В течение недели я пытался несколько раз увидеть Байярда, но Рузвельт всякий раз отказывал мне, говоря, что полковник болен, что у него началась пневмония, как это бывает часто, когда чуточку понервничаешь, что он в кислородной палате и посетители к нему не допускаются.

Наконец наступил день, когда генерал спустился вниз и полчаса наблюдал, как Линд пытается поставить меня на уши; но я был удачливее, и вместо этого перебросил его самого.

– Вы готовы, – сказал Рузвельт. – Мы отправляемся в полночь.

Вокзал Сети был гигантским, ярко освещенным помещением с полированным белым полом, размеченным оранжевыми линиями, с рядами челноков, стоящих между ними.

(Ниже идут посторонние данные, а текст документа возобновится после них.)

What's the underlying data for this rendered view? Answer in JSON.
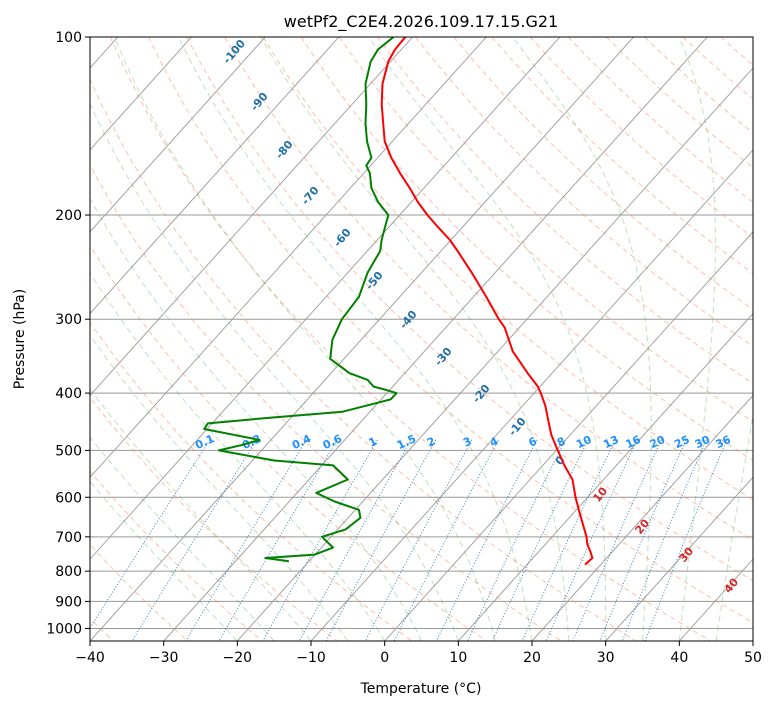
{
  "chart_data": {
    "type": "line",
    "title": "wetPf2_C2E4.2026.109.17.15.G21",
    "xlabel": "Temperature (°C)",
    "ylabel": "Pressure (hPa)",
    "xlim": [
      -40,
      50
    ],
    "ylim": [
      1050,
      100
    ],
    "y_scale": "log",
    "x_ticks": [
      "−40",
      "−30",
      "−20",
      "−10",
      "0",
      "10",
      "20",
      "30",
      "40",
      "50"
    ],
    "y_ticks": [
      "100",
      "200",
      "300",
      "400",
      "500",
      "600",
      "700",
      "800",
      "900",
      "1000"
    ],
    "grid": true,
    "series": [
      {
        "name": "",
        "color": "#ff0000",
        "points": [
          [
            2.8,
            100
          ],
          [
            1.4,
            105
          ],
          [
            0.5,
            110
          ],
          [
            -0.3,
            120
          ],
          [
            -0.4,
            130
          ],
          [
            -0.2,
            140
          ],
          [
            0,
            150
          ],
          [
            0.9,
            160
          ],
          [
            2.1,
            170
          ],
          [
            3.4,
            180
          ],
          [
            4.5,
            190
          ],
          [
            5.8,
            200
          ],
          [
            7.3,
            210
          ],
          [
            8.8,
            220
          ],
          [
            9.9,
            230
          ],
          [
            11.8,
            250
          ],
          [
            13.8,
            275
          ],
          [
            15.5,
            300
          ],
          [
            16.3,
            310
          ],
          [
            17.4,
            340
          ],
          [
            19.4,
            370
          ],
          [
            20.8,
            390
          ],
          [
            21.2,
            400
          ],
          [
            21.8,
            420
          ],
          [
            22.3,
            450
          ],
          [
            22.6,
            470
          ],
          [
            23.2,
            490
          ],
          [
            23.5,
            500
          ],
          [
            24.4,
            530
          ],
          [
            25.5,
            560
          ],
          [
            25.9,
            600
          ],
          [
            26.5,
            640
          ],
          [
            27.4,
            700
          ],
          [
            27.5,
            720
          ],
          [
            27.9,
            740
          ],
          [
            28.2,
            760
          ],
          [
            27.2,
            780
          ]
        ]
      },
      {
        "name": "",
        "color": "#008000",
        "points": [
          [
            1.2,
            100
          ],
          [
            -0.9,
            105
          ],
          [
            -1.9,
            110
          ],
          [
            -2.6,
            120
          ],
          [
            -2.5,
            130
          ],
          [
            -2.6,
            140
          ],
          [
            -2.4,
            150
          ],
          [
            -1.8,
            160
          ],
          [
            -2.5,
            165
          ],
          [
            -2,
            170
          ],
          [
            -1.8,
            180
          ],
          [
            -0.9,
            190
          ],
          [
            0.5,
            200
          ],
          [
            -0.4,
            220
          ],
          [
            -0.6,
            230
          ],
          [
            -2.3,
            250
          ],
          [
            -3.5,
            275
          ],
          [
            -5.8,
            300
          ],
          [
            -7.1,
            325
          ],
          [
            -7.4,
            350
          ],
          [
            -4.8,
            370
          ],
          [
            -2.3,
            380
          ],
          [
            -1.5,
            390
          ],
          [
            0.2,
            395
          ],
          [
            1.6,
            400
          ],
          [
            0.8,
            410
          ],
          [
            -5.7,
            430
          ],
          [
            -15.4,
            440
          ],
          [
            -24,
            450
          ],
          [
            -24.5,
            460
          ],
          [
            -17,
            480
          ],
          [
            -19.5,
            490
          ],
          [
            -22.5,
            500
          ],
          [
            -15,
            520
          ],
          [
            -7,
            530
          ],
          [
            -5,
            560
          ],
          [
            -9.3,
            590
          ],
          [
            -6.8,
            610
          ],
          [
            -3.5,
            630
          ],
          [
            -3.3,
            650
          ],
          [
            -5.3,
            680
          ],
          [
            -8.5,
            700
          ],
          [
            -7,
            730
          ],
          [
            -9.5,
            750
          ],
          [
            -16.2,
            760
          ],
          [
            -13,
            770
          ]
        ]
      }
    ],
    "dry_adiabat_labels": [
      "-100",
      "-90",
      "-80",
      "-70",
      "-60",
      "-50",
      "-40",
      "-30",
      "-20",
      "-10",
      "0",
      "10",
      "20",
      "30",
      "40"
    ],
    "mixing_ratio_labels": [
      "0.1",
      "0.2",
      "0.4",
      "0.6",
      "1",
      "1.5",
      "2",
      "3",
      "4",
      "6",
      "8",
      "10",
      "13",
      "16",
      "20",
      "25",
      "30",
      "36"
    ],
    "colors": {
      "dry_adiabat_label": "#1f6fa8",
      "moist_adiabat_label": "#d62728",
      "mixing_ratio_label": "#1e90ff",
      "mixing_ratio_line": "#1f77b4",
      "dry_adiabat_line": "#ff7f50",
      "moist_adiabat_line": "#2ca02c",
      "isotherm": "#999999"
    }
  }
}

Там находились маленькие одноместные разведчики и большие на двадцать два пассажира транспортники, какие-то голые, функционального вида коробки, несколько причудливых разработок для Очень Важных Персон, некоторые бронированные, некоторые перестроенные под грузовые фургоны или машины срочной психологической помощи. Стоял спокойный высокого тона звук и постоянный шум и грохот от перемещения воздуха при прибытии и отбытии челноков. Я никогда не видел ничего подобного раньше, но все это было знакомо по сеансам гипномагнитофона.

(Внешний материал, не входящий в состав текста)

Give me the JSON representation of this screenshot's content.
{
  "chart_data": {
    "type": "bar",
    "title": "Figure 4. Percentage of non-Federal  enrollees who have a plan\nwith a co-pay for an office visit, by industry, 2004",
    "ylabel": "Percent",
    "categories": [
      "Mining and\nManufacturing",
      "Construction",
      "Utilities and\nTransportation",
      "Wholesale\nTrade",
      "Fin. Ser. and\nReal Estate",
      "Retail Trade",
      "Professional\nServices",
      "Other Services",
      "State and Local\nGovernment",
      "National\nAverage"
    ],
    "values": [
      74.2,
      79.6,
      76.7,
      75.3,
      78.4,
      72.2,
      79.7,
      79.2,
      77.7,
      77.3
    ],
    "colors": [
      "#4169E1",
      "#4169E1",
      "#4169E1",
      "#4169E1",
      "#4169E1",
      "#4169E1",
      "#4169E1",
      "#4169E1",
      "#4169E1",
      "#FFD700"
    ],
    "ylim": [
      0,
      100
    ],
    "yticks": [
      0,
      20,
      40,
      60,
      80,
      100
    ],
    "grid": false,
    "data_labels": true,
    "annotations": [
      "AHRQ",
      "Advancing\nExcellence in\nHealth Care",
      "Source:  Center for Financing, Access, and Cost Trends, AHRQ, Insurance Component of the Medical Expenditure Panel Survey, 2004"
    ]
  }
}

Техники, в белых халатах колдовали над машинами, стоя у маленьких пультов, расположенных вдоль ячеек. В дальнем конце помещения я увидел группу людей в костюмах, похожих на испанских конкистадоров, и другую группу в пуританском черном.

– Защитная окраска, – заметил Рузвельт. – Наши агенты всегда пытаются гармонировать с фоном. В нашем случае маскарад необязателен. Там, куда мы собираемся, насколько я знаю, разумной жизни не осталось.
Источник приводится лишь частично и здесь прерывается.